Over the past five years or so, glass has evolved from being just a display for our technology to the interface itself. If you dismiss all prior and unsuccessful attempts where a stylus was used, the iPhone began this trend. Now the terms smartphone and tablet are virtually synonymous with a touch-based interface which relies on glass. Corning, the company behind Gorilla Glass proudly counts just about every company in tech as its customer and says it has its glass installed on over a billion devices including products from Samsung, HP, Dell, Lenovo and Sony.

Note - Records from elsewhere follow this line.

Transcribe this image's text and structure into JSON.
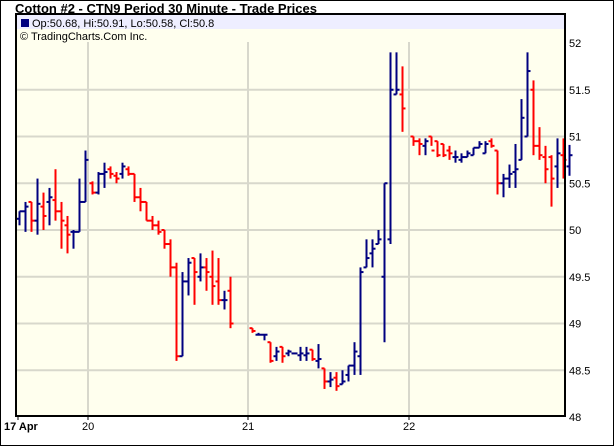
{
  "title": "Cotton #2 - CTN9 Period 30 Minute - Trade Prices",
  "legend": {
    "ohlc": "Op:50.68, Hi:50.91, Lo:50.58, Cl:50.8",
    "copyright": "© TradingCharts.Com Inc."
  },
  "colors": {
    "up": "#000080",
    "down": "#ff0000",
    "plot_bg": "#ffffee",
    "legend_bg": "#eeeeff",
    "grid": "#d8d8cc"
  },
  "chart_data": {
    "type": "ohlc",
    "ylim": [
      48,
      52
    ],
    "yticks": [
      "48",
      "48.5",
      "49",
      "49.5",
      "50",
      "50.5",
      "51",
      "51.5",
      "52"
    ],
    "grid": true,
    "days": [
      {
        "label": "17 Apr",
        "bars": [
          [
            50.12,
            50.2,
            50.05,
            50.2
          ],
          [
            50.2,
            50.3,
            49.98,
            50.25
          ],
          [
            50.3,
            50.3,
            49.98,
            50.1
          ],
          [
            50.1,
            50.55,
            49.95,
            50.28
          ],
          [
            50.25,
            50.4,
            50.0,
            50.15
          ],
          [
            50.3,
            50.45,
            50.05,
            50.35
          ],
          [
            50.32,
            50.65,
            50.1,
            50.2
          ],
          [
            50.2,
            50.3,
            49.8,
            50.1
          ],
          [
            50.05,
            50.15,
            49.75,
            49.95
          ],
          [
            49.98,
            50.0,
            49.8,
            49.98
          ],
          [
            49.98,
            50.55,
            49.98,
            50.3
          ],
          [
            50.3,
            50.85,
            50.3,
            50.75
          ]
        ]
      },
      {
        "label": "20",
        "bars": [
          [
            50.5,
            50.52,
            50.38,
            50.4
          ],
          [
            50.4,
            50.62,
            50.38,
            50.6
          ],
          [
            50.6,
            50.72,
            50.45,
            50.62
          ],
          [
            50.65,
            50.68,
            50.55,
            50.6
          ],
          [
            50.58,
            50.62,
            50.5,
            50.55
          ],
          [
            50.6,
            50.72,
            50.55,
            50.68
          ],
          [
            50.65,
            50.68,
            50.58,
            50.6
          ],
          [
            50.6,
            50.6,
            50.3,
            50.35
          ],
          [
            50.35,
            50.45,
            50.2,
            50.3
          ],
          [
            50.3,
            50.3,
            50.1,
            50.1
          ],
          [
            50.1,
            50.15,
            50.0,
            50.05
          ],
          [
            50.05,
            50.1,
            49.95,
            49.98
          ],
          [
            50.0,
            50.0,
            49.8,
            49.85
          ],
          [
            49.85,
            49.9,
            49.5,
            49.6
          ],
          [
            49.6,
            49.65,
            48.6,
            48.65
          ],
          [
            48.65,
            49.55,
            48.65,
            49.45
          ],
          [
            49.45,
            49.7,
            49.3,
            49.65
          ],
          [
            49.7,
            49.7,
            49.2,
            49.55
          ],
          [
            49.5,
            49.75,
            49.45,
            49.6
          ],
          [
            49.6,
            49.7,
            49.35,
            49.55
          ],
          [
            49.5,
            49.78,
            49.2,
            49.4
          ],
          [
            49.45,
            49.7,
            49.2,
            49.25
          ],
          [
            49.25,
            49.35,
            49.15,
            49.25
          ],
          [
            49.35,
            49.5,
            48.95,
            49.0
          ]
        ]
      },
      {
        "label": "21",
        "bars": [
          [
            48.95,
            48.95,
            48.9,
            48.92
          ],
          [
            48.88,
            48.9,
            48.88,
            48.88
          ],
          [
            48.88,
            48.88,
            48.82,
            48.88
          ],
          [
            48.8,
            48.8,
            48.58,
            48.6
          ],
          [
            48.65,
            48.75,
            48.6,
            48.7
          ],
          [
            48.75,
            48.75,
            48.58,
            48.65
          ],
          [
            48.68,
            48.72,
            48.65,
            48.7
          ],
          [
            48.68,
            48.68,
            48.68,
            48.68
          ],
          [
            48.66,
            48.75,
            48.6,
            48.68
          ],
          [
            48.66,
            48.75,
            48.6,
            48.68
          ],
          [
            48.72,
            48.72,
            48.6,
            48.62
          ],
          [
            48.6,
            48.78,
            48.52,
            48.62
          ],
          [
            48.52,
            48.52,
            48.3,
            48.38
          ],
          [
            48.38,
            48.48,
            48.32,
            48.4
          ],
          [
            48.42,
            48.48,
            48.28,
            48.33
          ],
          [
            48.35,
            48.5,
            48.35,
            48.38
          ],
          [
            48.45,
            48.55,
            48.38,
            48.55
          ],
          [
            48.55,
            48.8,
            48.45,
            48.7
          ],
          [
            48.65,
            49.6,
            48.45,
            49.55
          ],
          [
            49.6,
            49.9,
            49.6,
            49.7
          ],
          [
            49.75,
            49.9,
            49.6,
            49.8
          ],
          [
            49.85,
            50.0,
            49.85,
            49.9
          ],
          [
            49.5,
            50.5,
            48.8,
            50.5
          ],
          [
            49.9,
            51.9,
            49.85,
            51.5
          ],
          [
            51.45,
            51.9,
            51.45,
            51.5
          ],
          [
            51.45,
            51.75,
            51.05,
            51.3
          ]
        ]
      },
      {
        "label": "22",
        "bars": [
          [
            51.0,
            51.0,
            50.9,
            50.95
          ],
          [
            50.95,
            50.98,
            50.8,
            50.92
          ],
          [
            50.9,
            50.98,
            50.8,
            50.95
          ],
          [
            51.0,
            51.0,
            50.9,
            50.85
          ],
          [
            50.95,
            50.95,
            50.78,
            50.8
          ],
          [
            50.92,
            50.92,
            50.78,
            50.8
          ],
          [
            50.85,
            50.9,
            50.75,
            50.82
          ],
          [
            50.78,
            50.85,
            50.72,
            50.78
          ],
          [
            50.75,
            50.82,
            50.72,
            50.78
          ],
          [
            50.78,
            50.85,
            50.78,
            50.82
          ],
          [
            50.8,
            50.88,
            50.8,
            50.88
          ],
          [
            50.88,
            50.95,
            50.88,
            50.92
          ],
          [
            50.82,
            50.95,
            50.82,
            50.92
          ],
          [
            50.95,
            50.98,
            50.88,
            50.9
          ],
          [
            50.85,
            50.85,
            50.38,
            50.5
          ],
          [
            50.5,
            50.6,
            50.35,
            50.55
          ],
          [
            50.55,
            50.7,
            50.45,
            50.6
          ],
          [
            50.62,
            50.92,
            50.45,
            50.65
          ],
          [
            50.75,
            51.4,
            50.75,
            51.2
          ],
          [
            51.0,
            51.9,
            51.0,
            51.7
          ],
          [
            51.5,
            51.6,
            50.8,
            50.9
          ],
          [
            50.9,
            51.1,
            50.75,
            50.8
          ],
          [
            50.78,
            50.9,
            50.5,
            50.65
          ],
          [
            50.78,
            50.8,
            50.25,
            50.55
          ],
          [
            50.68,
            50.98,
            50.45,
            50.82
          ],
          [
            50.8,
            50.98,
            50.55,
            50.75
          ],
          [
            50.68,
            50.91,
            50.58,
            50.8
          ]
        ]
      }
    ]
  }
}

In order to find out more about Corning, I made the trek this past weekend with the family to the Corning Museum of Glass in Corning, NY to learn more about the company’s history. It was a fascinating trip – worth the 4.5 hours’ drive in each direction. You can walk around a seamlessly endless variety of works-of-art based on glass and related materials. In addition you can see 15 minute shows on topics like hot glass where a glass design is made in front of your eyes. In addition there is a flameworking demo where you can see more glass made – but in this case the flame is handheld – not from an oven. The glass breaking demo was fascinating as well – you learn about why glass breaks and how it can be made more safely.
In 15 minutes you can see how glass works of art are made
Finally the optical fiber demo did an amazing job of explaining in plain English the technology which is responsible for letting you see these words.
One of the interesting quotes from the museum wall
Of all I saw, most fascinating was Colladon’s Experiment (below) where you witness that light stays trapped in a stream of water due to internal reflection. The light escapes and becomes visible only when you break the surface tension of the water by doing something like letting a drop of water hit the stream. Once this happens, you can instantaneously see the hidden light. This is the same principle behind the fiber optics market and this discovery is one of the many which made the high-speed internet possible.
Vince Desparrois works full-time at the museum and I can’t imagine anyone explaining fiber optic technology in plain English better than him
Throughout the facility are videos and signs giving you a sneak peak into how glass became an essential part of WWII and also is used in telescopes, periscopes, microscopes and fiberglass insulation. You also get insight into how glass had to be developed for each of these applications and what became possible as a result. Most interesting of all were two common themes. Many of the inventions made by Corning scientists happened as a result of experiments but turned out to be accidental. I’m not taking anything away from these scientists mind you – just reiterating what they explained themselves.
Of course there are also lots of example such as the CRT-based TV where innovation came through sheer persistence. For example, allowing the development of rectangular glass which many said was impossible to make.
Moreover, many of the innovations the company created like optical fiber were invented before the market was really ready to embrace them.
The museum is great for techies and non-techies, adults and children. For an additional fee you can make your own glass work of art.
Sadly Gorilla Glass was what I hoped to see as part of the day but it was conspicuously absent. Thankfully I brought a smartphone and tablet with me to the museum so it really wasn’t missed.